Datastore lessons learned the hard way

With the latest release of the Railroad Empire game I have reduced my App Engine CPU usage by about 66%. Looking back on why my CPU usage was so high before, I have come to the conclusion that when I originally designed my application I made some poor datastore design decisions and fixing those design flaws drastically decreased my CPU usage. So below I am detailing some of the important lessons I have learned.

Use Entity Groups to intelligently partition your data
According to the App Engine documentation you should only use Entity Groups for transactions. http://code.google.com/appengine/docs/python/datastore/keysandentitygroups.html
 Only use entity groups when they are needed for transactions. For other relationships between entities, use ReferenceProperty properties and Key values, which can be used in queries.
I have discovered that you may also want to use Entity Groups in partitioning your data, for example placing all the data for a player in a game in an Entity Group with the player as the parent. The documentation alludes to doing this later in the same page.
A good rule of thumb for entity groups is that they should be about the size of a single user's worth of data or smaller.
The problem is that the way the documentation reads is that you should only do that if you are actively using transactions on that data. First I have found that you may start out thinking that you won't be doing transactions and then you find that you do need to do transactions on the data. Second, you can use your parent relationship in conjunction with your Key Names for establishing unique keys.

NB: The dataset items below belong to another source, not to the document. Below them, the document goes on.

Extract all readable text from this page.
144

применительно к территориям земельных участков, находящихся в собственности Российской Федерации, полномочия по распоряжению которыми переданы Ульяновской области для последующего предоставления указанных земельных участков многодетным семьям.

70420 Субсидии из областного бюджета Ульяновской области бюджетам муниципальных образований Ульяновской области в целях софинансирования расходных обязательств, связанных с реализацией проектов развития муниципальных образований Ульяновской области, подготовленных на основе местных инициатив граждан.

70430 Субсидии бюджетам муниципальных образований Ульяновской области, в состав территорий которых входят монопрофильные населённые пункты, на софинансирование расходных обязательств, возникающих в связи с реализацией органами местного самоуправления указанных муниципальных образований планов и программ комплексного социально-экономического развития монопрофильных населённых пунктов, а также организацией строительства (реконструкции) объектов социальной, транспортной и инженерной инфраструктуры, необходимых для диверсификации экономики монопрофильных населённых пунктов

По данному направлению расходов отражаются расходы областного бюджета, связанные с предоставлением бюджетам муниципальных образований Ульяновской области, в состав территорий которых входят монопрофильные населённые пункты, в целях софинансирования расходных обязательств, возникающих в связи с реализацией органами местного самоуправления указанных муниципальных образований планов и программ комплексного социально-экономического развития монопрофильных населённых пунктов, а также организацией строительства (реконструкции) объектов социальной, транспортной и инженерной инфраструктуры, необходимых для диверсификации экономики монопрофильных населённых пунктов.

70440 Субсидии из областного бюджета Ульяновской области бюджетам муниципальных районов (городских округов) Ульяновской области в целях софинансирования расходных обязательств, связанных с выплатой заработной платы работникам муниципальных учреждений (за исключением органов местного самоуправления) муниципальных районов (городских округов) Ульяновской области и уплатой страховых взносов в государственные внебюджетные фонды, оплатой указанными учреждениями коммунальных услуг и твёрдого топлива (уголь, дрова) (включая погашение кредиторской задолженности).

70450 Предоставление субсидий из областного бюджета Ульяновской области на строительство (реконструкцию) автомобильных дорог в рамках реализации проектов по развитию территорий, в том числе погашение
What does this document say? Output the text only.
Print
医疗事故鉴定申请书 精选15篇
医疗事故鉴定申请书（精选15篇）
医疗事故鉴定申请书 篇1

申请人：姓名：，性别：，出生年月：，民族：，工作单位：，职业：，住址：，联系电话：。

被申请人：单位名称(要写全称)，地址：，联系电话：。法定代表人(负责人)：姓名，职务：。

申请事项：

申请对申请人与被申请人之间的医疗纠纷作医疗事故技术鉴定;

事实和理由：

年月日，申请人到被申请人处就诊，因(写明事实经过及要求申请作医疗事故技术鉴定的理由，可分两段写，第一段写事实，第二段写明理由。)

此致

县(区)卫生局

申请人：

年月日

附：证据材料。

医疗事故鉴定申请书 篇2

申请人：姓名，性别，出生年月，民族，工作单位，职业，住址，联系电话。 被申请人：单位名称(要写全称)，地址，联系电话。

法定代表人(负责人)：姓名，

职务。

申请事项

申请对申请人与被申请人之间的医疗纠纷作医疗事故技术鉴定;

Make intelligent use of your Key Names.
This is the big one. No matter what you do, don't just go and use a generated key for every one of your entities. Whenever it makes sense use a key name that uniquely identifies the entity using data within the entity. You can often use entity groups to help create intelligent unique keys.

Here's why this is important, queries on key names are so much faster then queries on full entities. If you have a screen that displays a list of your entities that a user can select one of to get a deeper view of that entity, if you do a full query on your list screen you are loading every single entity into memory just to get the information necessary to click on it. Sometimes this can't be avoided, and when it can't you can use Memcache to cache the list for you, but if at all possible only display the information in the key name.

The other place that intelligent use of Key Names can help you, and where it helped me the most was to have my key names match some static lookup data that I used specifically in my maps. In my application I use Google Maps for displaying the Cities, stations, and routes of your railroad. There is a fixed set of cities and routes you can choose from that are all saved in an XML file. Before I made the most recent change you had to load each station entity to display its icon on the map because the city the station referred to was stored as a property in the entity.

Since you can only have one station per city I changed the datastore so that the key name for the station was the city being referenced. In order for this to work I had to set the Station in an Entity Group with the player as the parent. Now whenever I want all of a players stations, but I only care about what city the station is in, which is about 95% of the time, I don't have to load the large bulky station object.

There is another way you could accomplish this same goal. You could de-normalize your data and store a list of the players stations in the player object. This approach will work, but be wary it has several drawbacks. You can have issues with index bloat, as well as entity size issues. remember each entity can only have 1000 index rows each and an entity can only be 1MB in size.

How to fix your ailing datastore
Luckily if you have these sorts of woes in your datastore, or need to refactor it for any reason, all is not lost. There are several ways to move data around in the datastore without too much interference. There is a great project for doing the map part of a map-reduce over here: http://code.google.com/p/appengine-mapreduce/.
For datastore refactoring you only need the map part of map reduce. Beware that sharding of the data can be problematic in the current implemntation.

Another good alternative is to do the following, which ends up being a poor mans map. Have an admin only url that launches a task (we'll call it the launcher task) to iterate over your data(keys only) you want to change using a cursor. Have the launcher task launch a new task for each entity you want to change to do the actual work of changing that entity (the worker task). Have the launcher task execute a reasonable number of worker tasks (I used 100) and then add itself back to the queue with its cursor as a parameter and then end. Now the launcher task will iterate over your entire query launching tasks to do the real work. The worker tasks can now make each individual datastore change.

Be sure to stop your cron jobs and other task queues while you are updating your datastore.

I hope that some of these lessons I have learned help other people.